Reflexões de uma bióloga preocupada – A Ciranda das Coautorias (ou: como fazer um Curriculum Vitae com o mínimo esforço)

Receita infalível:

– Vá a uma localidade não estudada anteriormente;

– Colete a maior quantidade possível de material, sem dó nem piedade (mas não perca tempo pedindo autorização para tudo, basta pedir para algumas cavernas e táxons – quem vai verificar se você coletou muito mais que o necessário ou que o pedido?);

– Leve todo o material ao seu laboratório, onde você montou uma coleção de referência “oficial”, mas não a divulgue ou dê acesso a ninguém da comunidade científica, e muito menos deposite em coleções realmente oficiais, com curadoria própria, como museus – imagine se algum especialista descobre que você está identificando errado!;

– Identifique cada morfótipo como uma espécie diferente (esqueça variações individuais, de idade/fase de vida, polimorfismos em geral), de modo a multiplicar o número de táxons registrados e produzir listas bem extensas (incluindo absolutamente tudo que passou pela frente, sem se preocupar com o sentido biológico da listagem), que deem a impressão de que você é um coletor muito mais capacitado que qualquer outro;

– Localize especialistas nos táxons de interesse (hoje em dia é fácil, só pesquisar na internet) e ofereça exemplares em troca de dados de coleta (que estariam disponíveis de qualquer modo, pois eles são o mínimo requerido para inclusão em coleções) e informações ambientais irrelevantes para a taxonomia – muitos podem não aceitar a chantagem, mas alguns acharão que vale a pena (até porque coautoria hoje em dia é moeda de troca), e assim você economizará os 5-10 anos ou mais que levam para formar um especialista realmente capacitado para trabalhar com a sistemática de um grupo. Se você fizer isso com vários especialistas de grupos diferentes, estará economizando décadas da formação requerida para realizar trabalhos robustos e confiáveis;

– Nunca, em tempo algum, leia toda a literatura pertinente ao assunto estudado (e trabalhe com pesquisadores de fora da área, que não a conhecem), para não correr o risco de descobrir que a sua nova ideia brilhante ou o paradigma que você crê estar quebrando, na realidade são noções totalmente ultrapassadas, que vários outros já descobriram há anos ou décadas.

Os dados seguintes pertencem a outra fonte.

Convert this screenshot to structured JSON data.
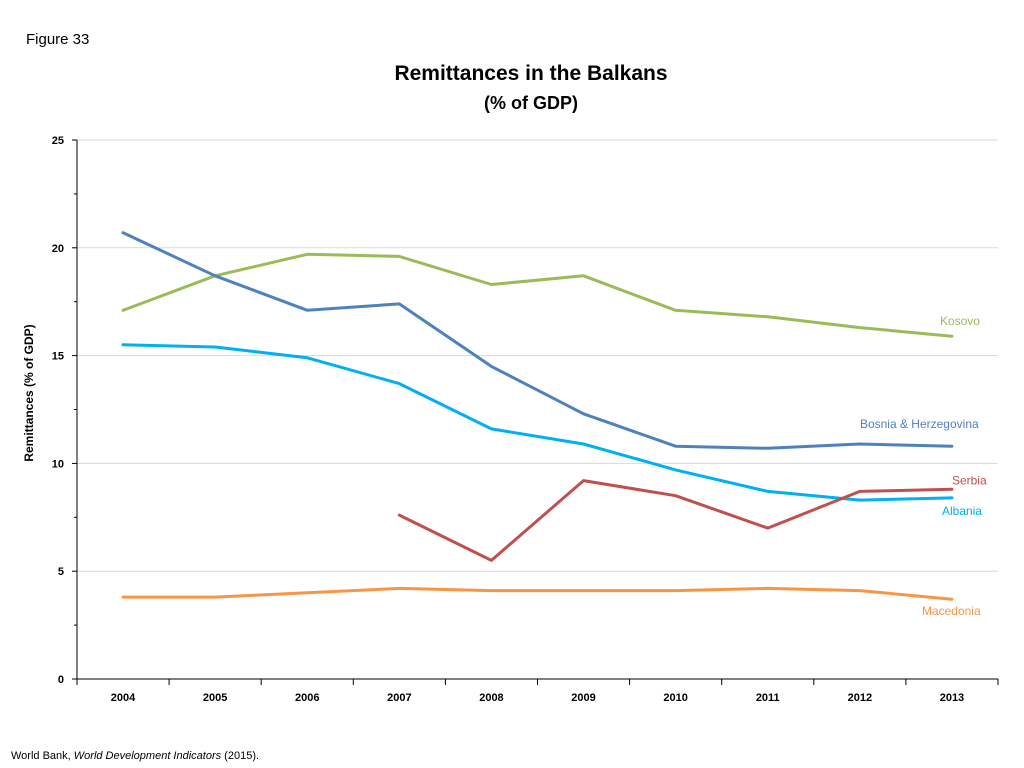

Uma alternativa um pouco mais digna, aplicável à descrição de espécies de grupos bastante distintos dos demais e inequívocos, mas que requer certo domínio da literatura (cuidado, isso pode tomar tempo!) é procurar figuras de animais próximos, similares, e copiar o modelo da descrição, apenas substituindo pelos dados do seu animal. O resultado é mais um número para seu CV, mesmo que a contribuição real para a sistemática seja limitada pela superficialidade do estudo e haja o grande risco de você perder, por falta de aprofundamento e experiência no táxon, aspectos evolutivos relevantes (mas quem se preocupa com evolução?).

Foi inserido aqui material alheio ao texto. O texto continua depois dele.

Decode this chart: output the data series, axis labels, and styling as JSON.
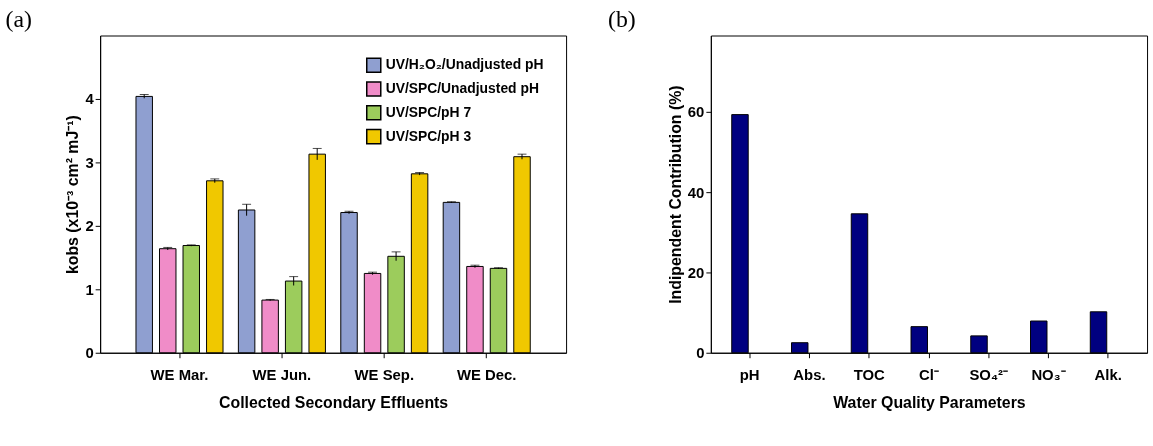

Mas não esqueça – reivindique coautoria de qualquer trabalho que tenha qualquer relação, mesmo que remota, com você, não importa a área nem a sua contribuição intelectual.

Finalmente, uma sugestão: porque não montar uma cooperativa de publicações? Reúna nove colegas, cada um faz um trabalho e os dez coassinam todos os trabalhos. Ups…. isso já existe!